Last week, I was surprised to learn that National Cable Communications (NCC), the nation's largest spot cable advertising representation firm -- and owned by the country's largest cable systems operators -- has been retained by telco Verizon to handle local inventory sales for its video service FiOS. I've always thought that the telco's IPTV plans to enter the video service realm would be construed most dangerous to the local cable operator - another entity competing for "fair share" of local market TV advertising budgets. Presently, local cable operators glean only $5.5 billion of the $25 billion local TV ad expenditure even though TV viewers spend over 50% of their time watching cable programming. So perhaps, this alliance of pay TV operators through a single-source sales representative provides a mechanism for them collectively to build a greater presence in the market to challenge the dominant TV station broadcasters; and portend[MO1] s extending the fellowship as follows:
¨ AT&T's video service U-verse, which does not compete in the same markets as rival telco Verizon, joins the association and benefits from its clout as well as infrastructure sales/support cost savings.
¨ Satcaster EchoStar (13+ million subscribers) melds into the alliance after its acquisition by AT&T -- a persistent rumor.
¨ Satcaster EchoStar (13+ million subscribers) and rival DirecTV (16+ million subscribers) merge -- another persistent rumor; or align their sales organizations -- an additional persistent rumor, giving the satellite platforms' nearly equal penetration to digital cable.
For those of you not familiar with J.R.R. Tolkien's "Lord of the Rings," The Fellowship of the Ring was formed as a brotherhood between members of the various Free People of Middle-earth (phantasmagorical but analog). Its purpose was to take the One Ring to Mordor so that it might be cast into the fires of Orodruin, the mountain in which it was forged, with the intent that it be destroyed and Middle-earth be saved from tyranny or dominance by only one form of communications.

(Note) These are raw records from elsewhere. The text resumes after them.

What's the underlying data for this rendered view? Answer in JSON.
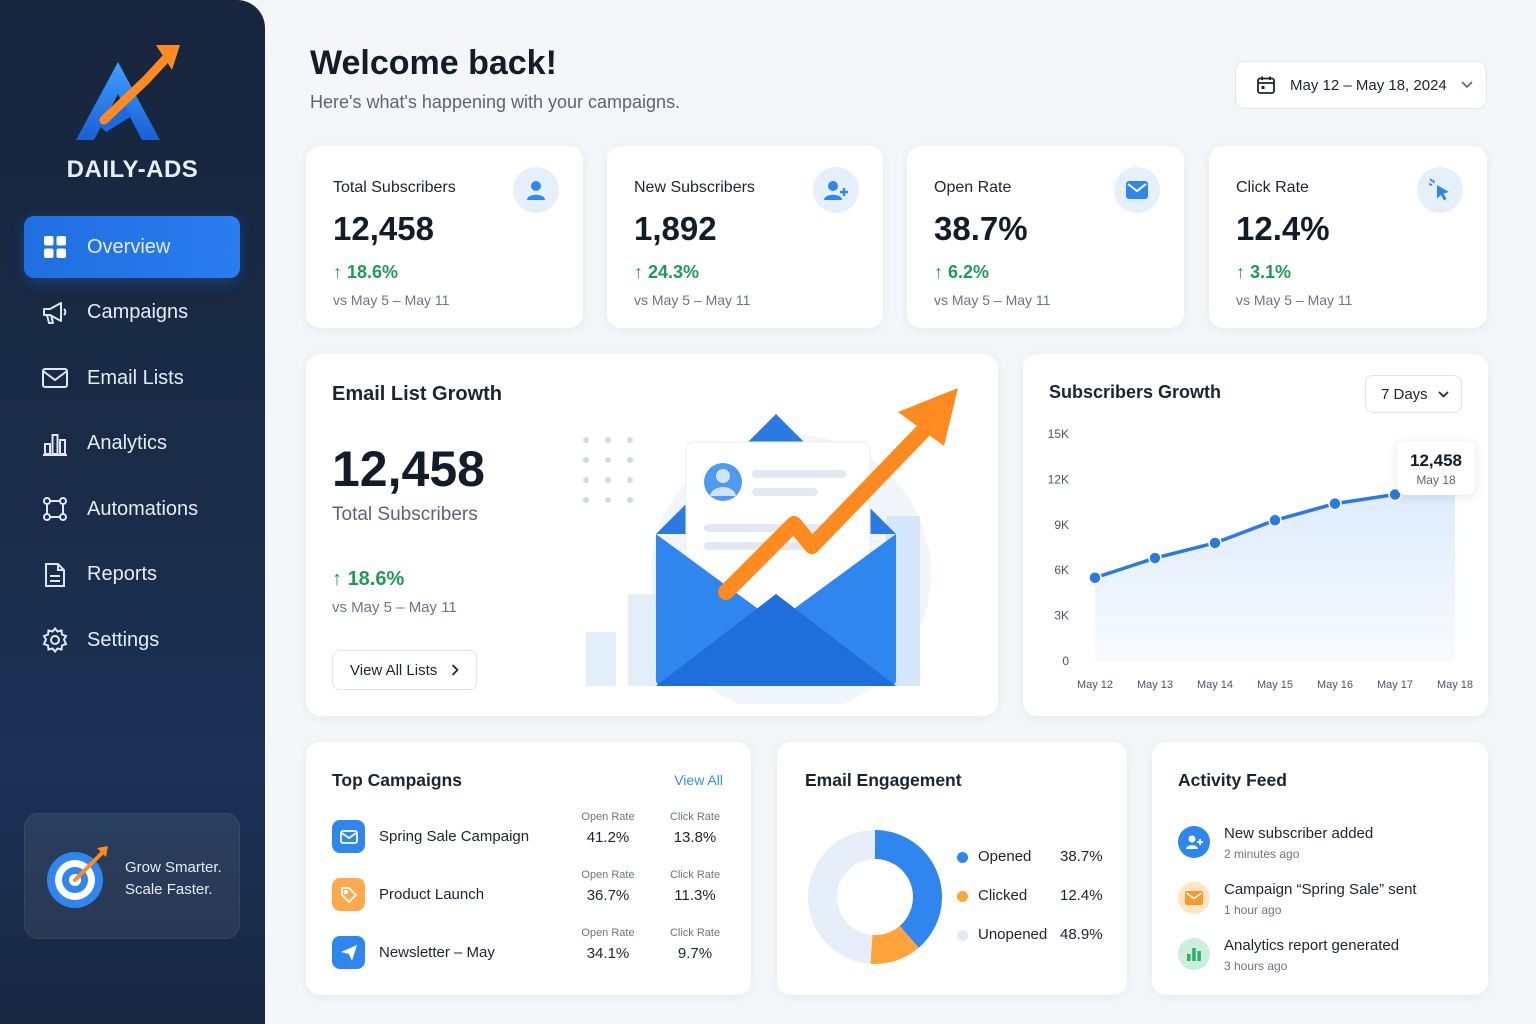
{
  "brand": {
    "name": "DAILY-ADS"
  },
  "sidebar": {
    "items": [
      {
        "label": "Overview",
        "icon": "grid-icon",
        "active": true
      },
      {
        "label": "Campaigns",
        "icon": "megaphone-icon"
      },
      {
        "label": "Email Lists",
        "icon": "envelope-icon"
      },
      {
        "label": "Analytics",
        "icon": "bar-chart-icon"
      },
      {
        "label": "Automations",
        "icon": "workflow-icon"
      },
      {
        "label": "Reports",
        "icon": "document-icon"
      },
      {
        "label": "Settings",
        "icon": "gear-icon"
      }
    ],
    "promo": {
      "line1": "Grow Smarter.",
      "line2": "Scale Faster."
    }
  },
  "header": {
    "title": "Welcome back!",
    "subtitle": "Here's what's happening with your campaigns.",
    "date_range": "May 12 – May 18, 2024"
  },
  "kpis": [
    {
      "label": "Total Subscribers",
      "value": "12,458",
      "change": "18.6%",
      "compare": "vs May 5 – May 11",
      "icon": "user-icon"
    },
    {
      "label": "New Subscribers",
      "value": "1,892",
      "change": "24.3%",
      "compare": "vs May 5 – May 11",
      "icon": "user-plus-icon"
    },
    {
      "label": "Open Rate",
      "value": "38.7%",
      "change": "6.2%",
      "compare": "vs May 5 – May 11",
      "icon": "mail-icon"
    },
    {
      "label": "Click Rate",
      "value": "12.4%",
      "change": "3.1%",
      "compare": "vs May 5 – May 11",
      "icon": "cursor-click-icon"
    }
  ],
  "growth": {
    "title": "Email List Growth",
    "value": "12,458",
    "value_label": "Total Subscribers",
    "change": "18.6%",
    "compare": "vs May 5 – May 11",
    "button": "View All Lists"
  },
  "subs_growth": {
    "title": "Subscribers Growth",
    "range": "7 Days",
    "tooltip_value": "12,458",
    "tooltip_date": "May 18"
  },
  "chart_data": {
    "type": "area",
    "title": "Subscribers Growth",
    "categories": [
      "May 12",
      "May 13",
      "May 14",
      "May 15",
      "May 16",
      "May 17",
      "May 18"
    ],
    "values": [
      5500,
      6800,
      7800,
      9300,
      10400,
      11000,
      12458
    ],
    "yticks": [
      "0",
      "3K",
      "6K",
      "9K",
      "12K",
      "15K"
    ],
    "ylim": [
      0,
      15000
    ],
    "color": "#2a7ae2"
  },
  "campaigns": {
    "title": "Top Campaigns",
    "view_all": "View All",
    "open_label": "Open Rate",
    "click_label": "Click Rate",
    "rows": [
      {
        "name": "Spring Sale Campaign",
        "open": "41.2%",
        "click": "13.8%",
        "icon": "mail-icon",
        "color": "#2f86ee"
      },
      {
        "name": "Product Launch",
        "open": "36.7%",
        "click": "11.3%",
        "icon": "tag-icon",
        "color": "#ffa94d"
      },
      {
        "name": "Newsletter – May",
        "open": "34.1%",
        "click": "9.7%",
        "icon": "send-icon",
        "color": "#2f86ee"
      }
    ]
  },
  "engagement": {
    "title": "Email Engagement",
    "items": [
      {
        "name": "Opened",
        "value": "38.7%",
        "share": 38.7,
        "color": "#2f86ee"
      },
      {
        "name": "Clicked",
        "value": "12.4%",
        "share": 12.4,
        "color": "#ffa33a"
      },
      {
        "name": "Unopened",
        "value": "48.9%",
        "share": 48.9,
        "color": "#e6eef9"
      }
    ]
  },
  "activity": {
    "title": "Activity Feed",
    "items": [
      {
        "text": "New subscriber added",
        "time": "2 minutes ago",
        "icon": "user-plus-icon",
        "color": "#2f86ee",
        "bg": "#e6f0fd"
      },
      {
        "text": "Campaign “Spring Sale” sent",
        "time": "1 hour ago",
        "icon": "mail-icon",
        "color": "#f59a2f",
        "bg": "#fff0de"
      },
      {
        "text": "Analytics report generated",
        "time": "3 hours ago",
        "icon": "bar-chart-icon",
        "color": "#2bb06a",
        "bg": "#e3f6ec"
      }
    ]
  }
}
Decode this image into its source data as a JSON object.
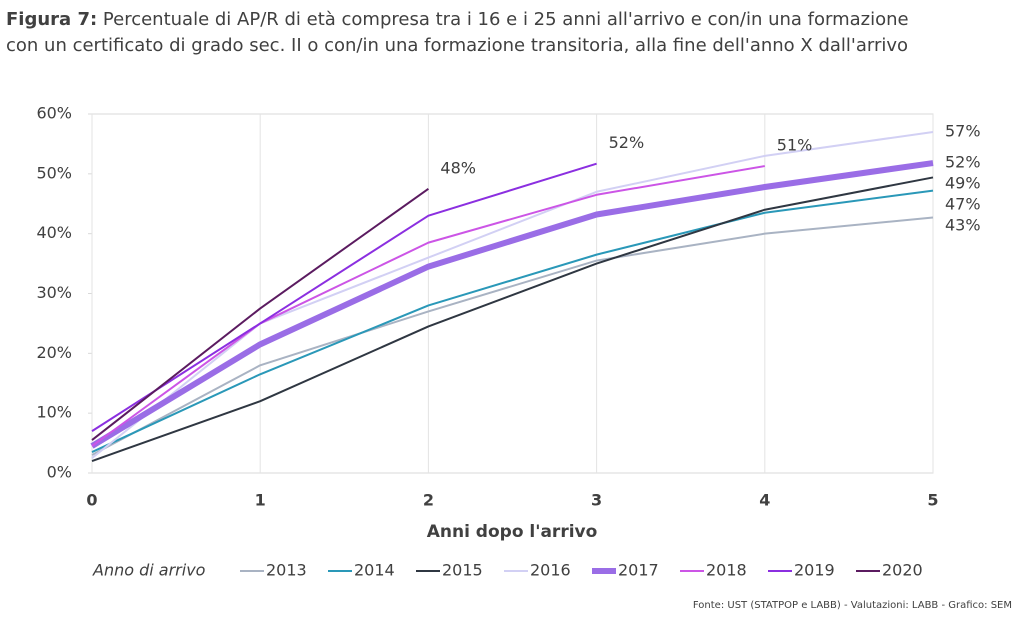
{
  "chart_data": {
    "type": "line",
    "figure_label": "Figura 7:",
    "title": "Percentuale di AP/R di età compresa tra i 16 e i 25 anni all'arrivo e con/in una formazione",
    "subtitle": "con un certificato di grado sec. II o con/in una formazione transitoria, alla fine dell'anno X dall'arrivo",
    "x_label": "Anni dopo l'arrivo",
    "legend_title": "Anno di arrivo",
    "source": "Fonte: UST (STATPOP e LABB) - Valutazioni: LABB - Grafico: SEM",
    "x": [
      0,
      1,
      2,
      3,
      4,
      5
    ],
    "xlim": [
      0,
      5
    ],
    "xticks": [
      0,
      1,
      2,
      3,
      4,
      5
    ],
    "ylim": [
      0,
      60
    ],
    "yticks": [
      {
        "value": 0,
        "label": "0%"
      },
      {
        "value": 10,
        "label": "10%"
      },
      {
        "value": 20,
        "label": "20%"
      },
      {
        "value": 30,
        "label": "30%"
      },
      {
        "value": 40,
        "label": "40%"
      },
      {
        "value": 50,
        "label": "50%"
      },
      {
        "value": 60,
        "label": "60%"
      }
    ],
    "grid": "x",
    "legend": "bottom",
    "series": [
      {
        "name": "2013",
        "color": "#a9b3c3",
        "width": 2,
        "values": [
          3,
          18,
          27,
          35.5,
          40,
          42.7
        ],
        "value_labels": [
          null,
          null,
          null,
          null,
          null,
          "43%"
        ]
      },
      {
        "name": "2014",
        "color": "#2a98b8",
        "width": 2,
        "values": [
          3.5,
          16.5,
          28,
          36.5,
          43.5,
          47.2
        ],
        "value_labels": [
          null,
          null,
          null,
          null,
          null,
          "47%"
        ]
      },
      {
        "name": "2015",
        "color": "#2f3742",
        "width": 2,
        "values": [
          2,
          12,
          24.5,
          35,
          44,
          49.4
        ],
        "value_labels": [
          null,
          null,
          null,
          null,
          null,
          "49%"
        ]
      },
      {
        "name": "2016",
        "color": "#d2d0f4",
        "width": 2,
        "values": [
          2.5,
          25,
          36,
          47,
          53,
          57
        ],
        "value_labels": [
          null,
          null,
          null,
          null,
          null,
          "57%"
        ]
      },
      {
        "name": "2017",
        "color": "#9a6de6",
        "width": 6,
        "values": [
          4.5,
          21.5,
          34.5,
          43.2,
          47.8,
          51.8
        ],
        "value_labels": [
          null,
          null,
          null,
          null,
          null,
          "52%"
        ]
      },
      {
        "name": "2018",
        "color": "#cc55e6",
        "width": 2,
        "values": [
          4.5,
          25,
          38.5,
          46.5,
          51.3,
          null
        ],
        "value_labels": [
          null,
          null,
          null,
          null,
          "51%",
          null
        ]
      },
      {
        "name": "2019",
        "color": "#8b2fe0",
        "width": 2,
        "values": [
          7,
          25,
          43,
          51.7,
          null,
          null
        ],
        "value_labels": [
          null,
          null,
          null,
          "52%",
          null,
          null
        ]
      },
      {
        "name": "2020",
        "color": "#5b1b60",
        "width": 2,
        "values": [
          5.5,
          27.5,
          47.5,
          null,
          null,
          null
        ],
        "value_labels": [
          null,
          null,
          "48%",
          null,
          null,
          null
        ]
      }
    ]
  }
}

The Fellowship consisted of nine pay TV distribution members: four Hobbits (Comcast, Time Warner, Cox, and Charter), two Men (EchoStar and DirecTV), one Elf (Verizon's FiOS), one Dwarf (AT&T's U-verse -- based purely on subscription penetration) and a wizard (to be determined, though technological in nature). In opposition stood Sauron and his minions including the Nazgul, Numenoreans, Uruk-Hai and Orcs -- those representing the free TV broadcasting marketplace.
Come February 2009, when the One Ring is converted from analog into digital spectrum, the dominant free TV purveyors and their multichannel TV station transmissions - upwards of four per TV station -- could be challenged for the first time by a digital pay TV Fellowship that is supported by upwards of 100 million households -- only 10+% less than the broadcasters 114 million household reach. Thus possibly altering ad revenue aggregation and TV viewing in favor of the Fellowship in years to come.
The form in which wizardry will influence the impending conflict can only be surmised. To date, the Fellowship has already conjured up interactive advertising applications and measurement -- though in limited deployment -- that include advertising incantations (request for interaction, telescoping, long form, microsite), program soothsaying (TV Guide Interactive), addressable polymorphism (Invidi, Navic, OpenTV, Visible World), lifestyle divination (Acxiom, Experian), click stream numerology (Nielsen, Rentrak, TNS), and ad auctioning transmutation (Google TV, Navic's Admira). To date, our intelligence has revealed very little about the foresight of the digital terrestrialists. Over and disparate.